The IHFHR denounced the charge, and repeated criticism of moves in France to introduce a law against cults.
Wednesday's edition of France's Le Figaro newspaper carried an interview with the government's leading anti-cult official Alain Vivien, in which he suggested the IHFHR had been compromised.
The IHFHR "seems today to have passed into the hands of Scientologists and perhaps other transnational organisations," said Vivien, who heads up France's Interministerial Committee for the Struggle against Cults (MILS).
"That explains the virulent criticism of France, (which is) accused of religious discrimination," he added.
In a letter to Vivien on Thursday, IHFHR executive director Aaron Rhodes declared his "astonishment" at the charge.
He was, he wrote, "embarrassed for you and your fellow French citizens by your recourse to methods of denunciations and insinuations that remind us of those sometimes used by totalitarain and backward regimes."
In his letter, Rhodes acknowledged that its Moscow office had received funding from Scientology to print a leaflet on religious freedom, but said the group had never sought to hide the source of the funding.

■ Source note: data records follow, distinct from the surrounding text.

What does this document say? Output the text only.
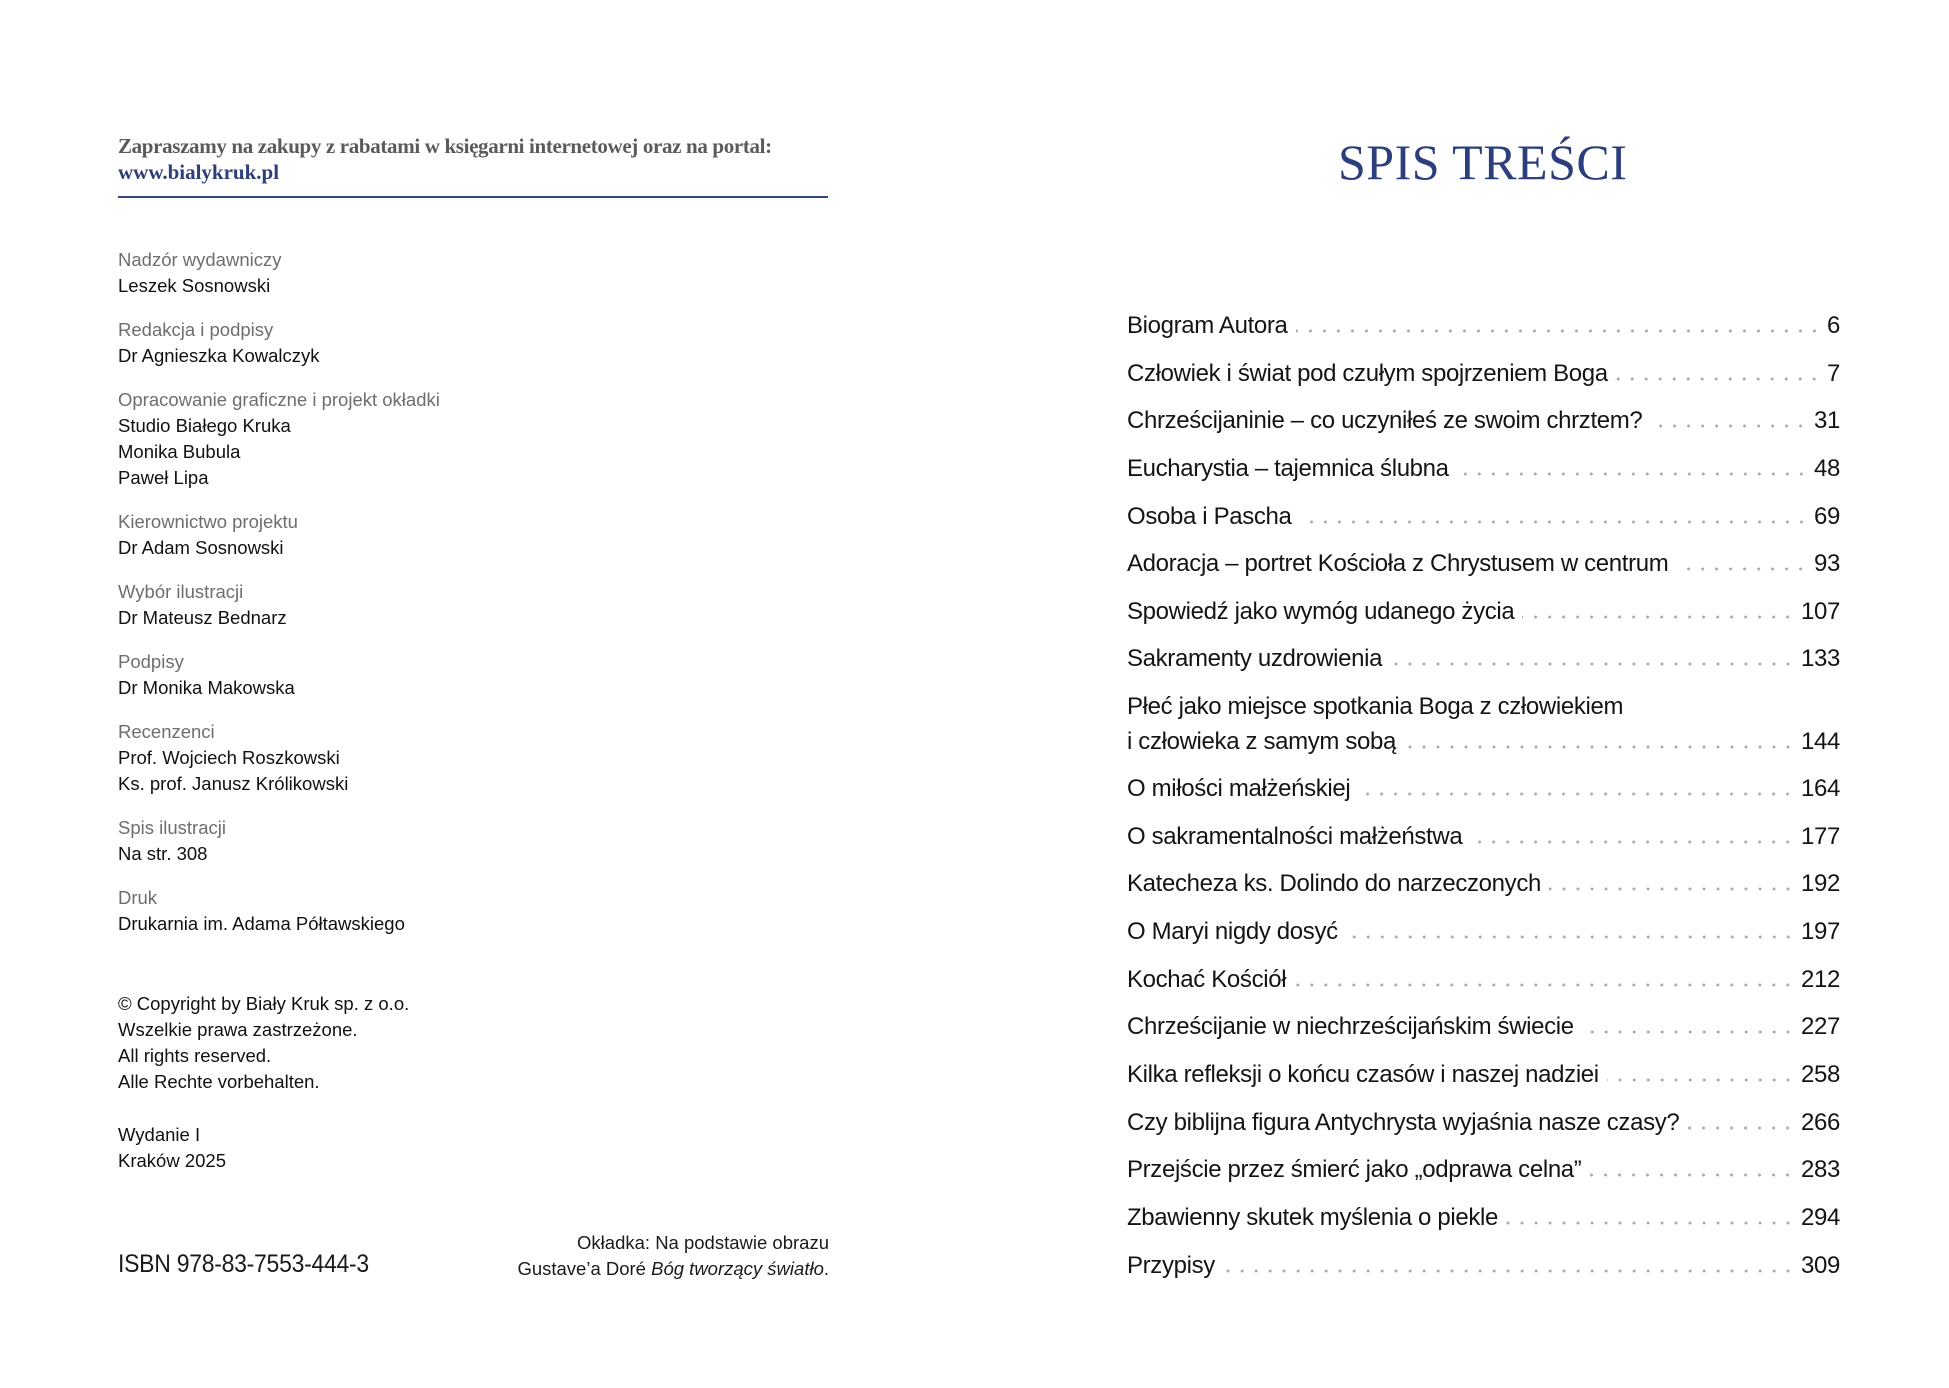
Zapraszamy na zakupy z rabatami w księgarni internetowej oraz na portal:
www.bialykruk.pl
Nadzór wydawniczy
Leszek Sosnowski
Redakcja i podpisy
Dr Agnieszka Kowalczyk
Opracowanie graficzne i projekt okładki
Studio Białego Kruka
Monika Bubula
Paweł Lipa
Kierownictwo projektu
Dr Adam Sosnowski
Wybór ilustracji
Dr Mateusz Bednarz
Podpisy
Dr Monika Makowska
Recenzenci
Prof. Wojciech Roszkowski
Ks. prof. Janusz Królikowski
Spis ilustracji
Na str. 308
Druk
Drukarnia im. Adama Półtawskiego
© Copyright by Biały Kruk sp. z o.o.
Wszelkie prawa zastrzeżone.
All rights reserved.
Alle Rechte vorbehalten.
Wydanie I
Kraków 2025
ISBN 978-83-7553-444-3
Okładka: Na podstawie obrazu
Gustave’a Doré Bóg tworzący światło.
SPIS TREŚCI
Biogram Autora	6
Człowiek i świat pod czułym spojrzeniem Boga	7
Chrześcijaninie – co uczyniłeś ze swoim chrztem?	31
Eucharystia – tajemnica ślubna	48
Osoba i Pascha	69
Adoracja – portret Kościoła z Chrystusem w centrum	93
Spowiedź jako wymóg udanego życia	107
Sakramenty uzdrowienia	133
Płeć jako miejsce spotkania Boga z człowiekiem
i człowieka z samym sobą	144
O miłości małżeńskiej	164
O sakramentalności małżeństwa	177
Katecheza ks. Dolindo do narzeczonych	192
O Maryi nigdy dosyć	197
Kochać Kościół	212
Chrześcijanie w niechrześcijańskim świecie	227
Kilka refleksji o końcu czasów i naszej nadziei	258
Czy biblijna figura Antychrysta wyjaśnia nasze czasy?	266
Przejście przez śmierć jako „odprawa celna”	283
Zbawienny skutek myślenia o piekle	294
Przypisy	309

The Moscow office would have been better advised to have refused the funding, "to avoid abusive and insinuating responses such as your own," he added.

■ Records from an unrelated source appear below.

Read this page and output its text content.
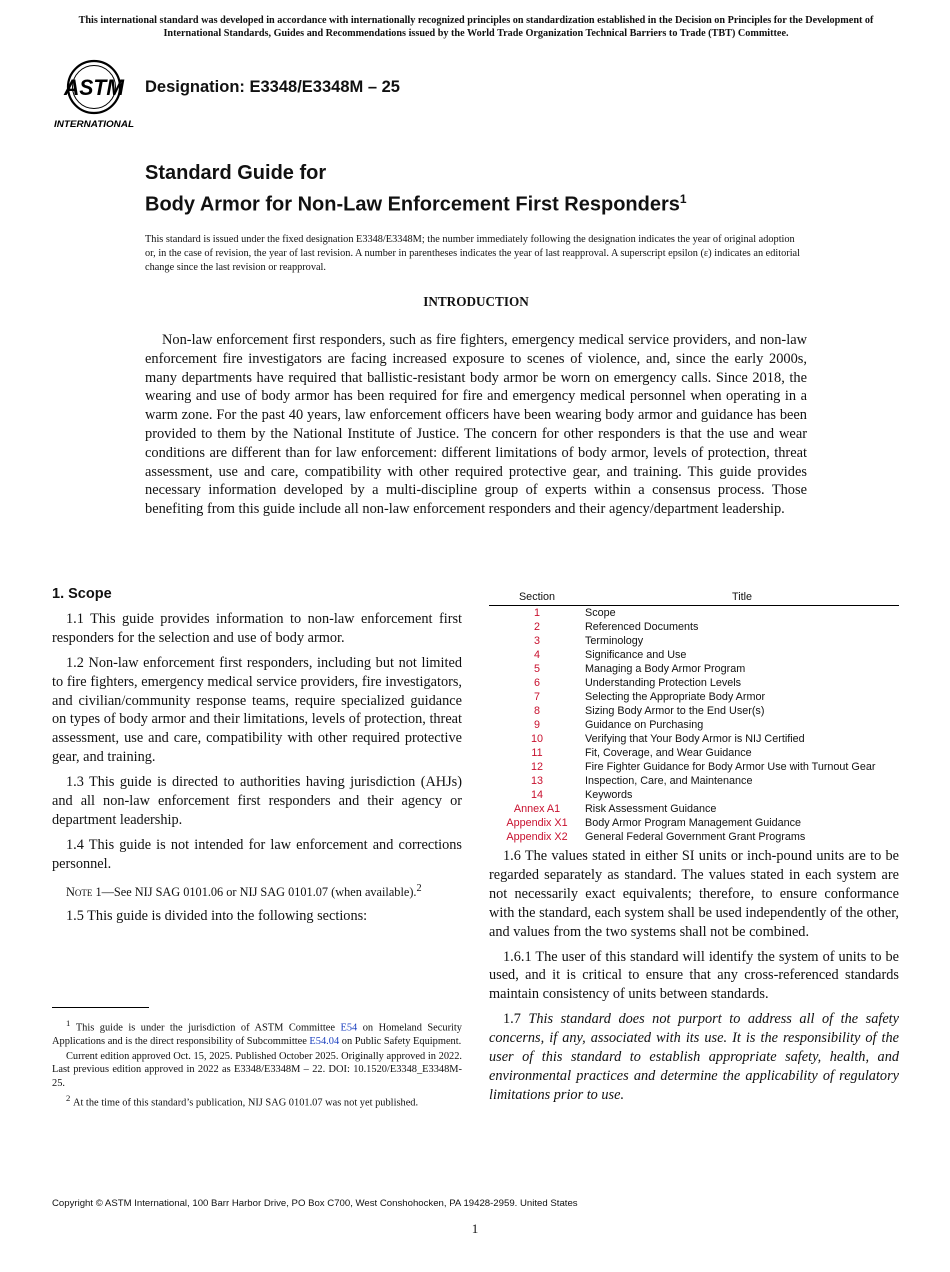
This international standard was developed in accordance with internationally recognized principles on standardization established in the Decision on Principles for the Development of International Standards, Guides and Recommendations issued by the World Trade Organization Technical Barriers to Trade (TBT) Committee.
ASTM
INTERNATIONAL
Designation: E3348/E3348M – 25
Standard Guide for
Body Armor for Non-Law Enforcement First Responders$^1$
This standard is issued under the fixed designation E3348/E3348M; the number immediately following the designation indicates the year of original adoption or, in the case of revision, the year of last revision. A number in parentheses indicates the year of last reapproval. A superscript epsilon (ε) indicates an editorial change since the last revision or reapproval.
INTRODUCTION
Non-law enforcement first responders, such as fire fighters, emergency medical service providers, and non-law enforcement fire investigators are facing increased exposure to scenes of violence, and, since the early 2000s, many departments have required that ballistic-resistant body armor be worn on emergency calls. Since 2018, the wearing and use of body armor has been required for fire and emergency medical personnel when operating in a warm zone. For the past 40 years, law enforcement officers have been wearing body armor and guidance has been provided to them by the National Institute of Justice. The concern for other responders is that the use and wear conditions are different than for law enforcement: different limitations of body armor, levels of protection, threat assessment, use and care, compatibility with other required protective gear, and training. This guide provides necessary information developed by a multi-discipline group of experts within a consensus process. Those benefiting from this guide include all non-law enforcement responders and their agency/department leadership.

1. Scope

1.1 This guide provides information to non-law enforcement first responders for the selection and use of body armor.

1.2 Non-law enforcement first responders, including but not limited to fire fighters, emergency medical service providers, fire investigators, and civilian/community response teams, require specialized guidance on types of body armor and their limitations, levels of protection, threat assessment, use and care, compatibility with other required protective gear, and training.

1.3 This guide is directed to authorities having jurisdiction (AHJs) and all non-law enforcement first responders and their agency or department leadership.

1.4 This guide is not intended for law enforcement and corrections personnel.

Note 1—See NIJ SAG 0101.06 or NIJ SAG 0101.07 (when available).$^2$

1.5 This guide is divided into the following sections:

$^1$ This guide is under the jurisdiction of ASTM Committee E54 on Homeland Security Applications and is the direct responsibility of Subcommittee E54.04 on Public Safety Equipment.

Current edition approved Oct. 15, 2025. Published October 2025. Originally approved in 2022. Last previous edition approved in 2022 as E3348/E3348M – 22. DOI: 10.1520/E3348_E3348M-25.

$^2$ At the time of this standard’s publication, NIJ SAG 0101.07 was not yet published.

Section	Title
1	Scope
2	Referenced Documents
3	Terminology
4	Significance and Use
5	Managing a Body Armor Program
6	Understanding Protection Levels
7	Selecting the Appropriate Body Armor
8	Sizing Body Armor to the End User(s)
9	Guidance on Purchasing
10	Verifying that Your Body Armor is NIJ Certified
11	Fit, Coverage, and Wear Guidance
12	Fire Fighter Guidance for Body Armor Use with Turnout Gear
13	Inspection, Care, and Maintenance
14	Keywords
Annex A1	Risk Assessment Guidance
Appendix X1	Body Armor Program Management Guidance
Appendix X2	General Federal Government Grant Programs

1.6 The values stated in either SI units or inch-pound units are to be regarded separately as standard. The values stated in each system are not necessarily exact equivalents; therefore, to ensure conformance with the standard, each system shall be used independently of the other, and values from the two systems shall not be combined.

1.6.1 The user of this standard will identify the system of units to be used, and it is critical to ensure that any cross-referenced standards maintain consistency of units between standards.

1.7 This standard does not purport to address all of the safety concerns, if any, associated with its use. It is the responsibility of the user of this standard to establish appropriate safety, health, and environmental practices and determine the applicability of regulatory limitations prior to use.

Copyright © ASTM International, 100 Barr Harbor Drive, PO Box C700, West Conshohocken, PA 19428-2959. United States
1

"Against non-traditional religions, Russia and France have an approach that contravenes their international obligations," the letter continued.
"We fear that the legislation that you are proposing could not easily be judged compatible with the notion of religious pluralism in a democratic society," Rhodes added.

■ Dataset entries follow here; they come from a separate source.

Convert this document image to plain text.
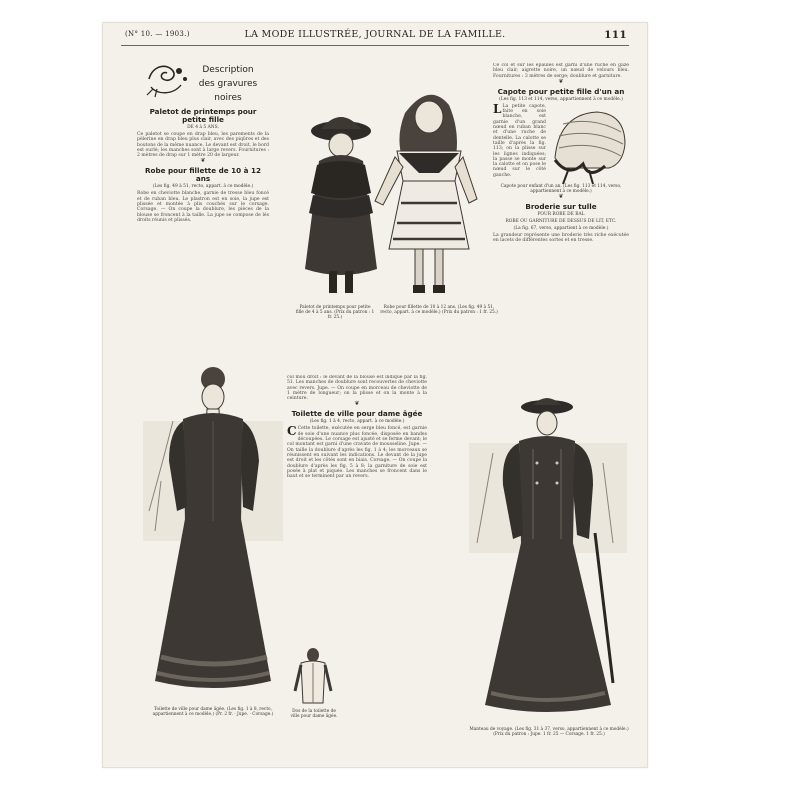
(N° 10. — 1903.)	LA MODE ILLUSTRÉE, JOURNAL DE LA FAMILLE.	111
Description
des gravures noires
Paletot de printemps pour petite fille
DE 4 à 5 ANS.
Ce paletot se coupe en drap bleu, les parements de la pèlerine en drap bleu plus clair, avec des piqûres et des boutons de la même nuance. Le devant est droit, le bord est ourlé; les manches sont à large revers. Fournitures : 2 mètres de drap sur 1 mètre 20 de largeur.
❦
Robe pour fillette de 10 à 12 ans
(Les fig. 49 à 51, recto, appart. à ce modèle.)
Robe en cheviotte blanche, garnie de tresse bleu foncé et de ruban bleu. Le plastron est en soie, la jupe est plissée et montée à plis couchés sur le corsage. Corsage. — On coupe la doublure, les pièces de la blouse se froncent à la taille. La jupe se compose de lés droits réunis et plissés.
Paletot de printemps pour petite fille de 4 à 5 ans. (Prix du patron : 1 fr. 25.)
Robe pour fillette de 10 à 12 ans. (Les fig. 49 à 51, recto, appart. à ce modèle.) (Prix du patron : 1 fr. 25.)
Ce col et sur les épaules est garni d'une ruche en gaze bleu clair, aigrette noire, un nœud de velours bleu. Fournitures : 3 mètres de serge; doublure et garniture.
❦
Capote pour petite fille d'un an
(Les fig. 113 et 114, verso, appartiennent à ce modèle.)
L La petite capote, faite en soie blanche, est garnie d'un grand nœud en ruban blanc et d'une ruche de dentelle. La calotte se taille d'après la fig. 113; on la plisse sur les lignes indiquées; la passe se monte sur la calotte et on pose le nœud sur le côté gauche.
Capote pour enfant d'un an. (Les fig. 113 et 114, verso, appartiennent à ce modèle.)
❦
Broderie sur tulle
POUR ROBE DE BAL
ROBE OU GARNITURE DE DESSUS DE LIT, ETC.
(La fig. 67, verso, appartient à ce modèle.)
La grandeur représente une broderie très riche exécutée en lacets de différentes sortes et en tresse.
Toilette de ville pour dame âgée. (Les fig. 1 à 8, recto, appartiennent à ce modèle.) (Pr. 2 fr. · Jupe. · Corsage.)
col mou droit : le devant de la blouse est indiqué par la fig. 51. Les manches de doublure sont recouvertes de cheviotte avec revers. Jupe. — On coupe en morceau de cheviotte de 1 mètre de longueur; on la plisse et on la monte à la ceinture.
❦
Toilette de ville pour dame âgée
(Les fig. 1 à 4, recto, appart. à ce modèle.)
C Cette toilette, exécutée en serge bleu foncé, est garnie de soie d'une nuance plus foncée, disposée en bandes découpées. Le corsage est ajusté et se ferme devant; le col montant est garni d'une cravate de mousseline. Jupe. — On taille la doublure d'après les fig. 1 à 4; les morceaux se réunissent en suivant les indications. Le devant de la jupe est droit et les côtés sont en biais. Corsage. — On coupe la doublure d'après les fig. 5 à 8; la garniture de soie est posée à plat et piquée. Les manches se froncent dans le haut et se terminent par un revers.
Dos de la toilette de ville pour dame âgée.
Manteau de voyage. (Les fig. 31 à 37, verso, appartiennent à ce modèle.) (Prix du patron : Jupe. 1 fr. 25 — Corsage. 1 fr. 25.)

That was why the IHFHR condemned the proposed law.
The text of the proposed law, which was passed by a parliamentary committee on Wednesday, will go before the full National Assembly next week.
The proposed law would give the courts -- and not just the government -- the power to break up cults that have been convicted at least twice in the courts.
Scientologists have been convicted in two separate trials in France in recent years: at a trial in 1996 in Lyon and another in Marseille in 1999.
In the letter, Rhodes described the proposals as repressive. "It goes to the heart of the right of freedom of association, expression, of religion and of was conscience."
It also endangered the right of minorities and embodied prejudices that were not compatible with respect for rights, he added.
The IHFHR is a non-governmental organisation uniting 39 Helsinki Committees. Its mandate is to monitor compliance with the 1975 Helsinki Final Act on human rights, out which was formed the Organisation for Security and Cooperation in Europe (OSCE).
In the United States Wednesday, members of the Church of Scientology called on the US Congress to denounce what they claimed was religious discrimination targeting their church in several European countries.
Earlier this month, the president of the Church of Scientology International Heber Jetzsch condemned a raid by french police on the group's Paris headquarters as "flagrant retaliation" against its "pro-religious" activities.
Scientology has been listed as a cult in a number of French government reports.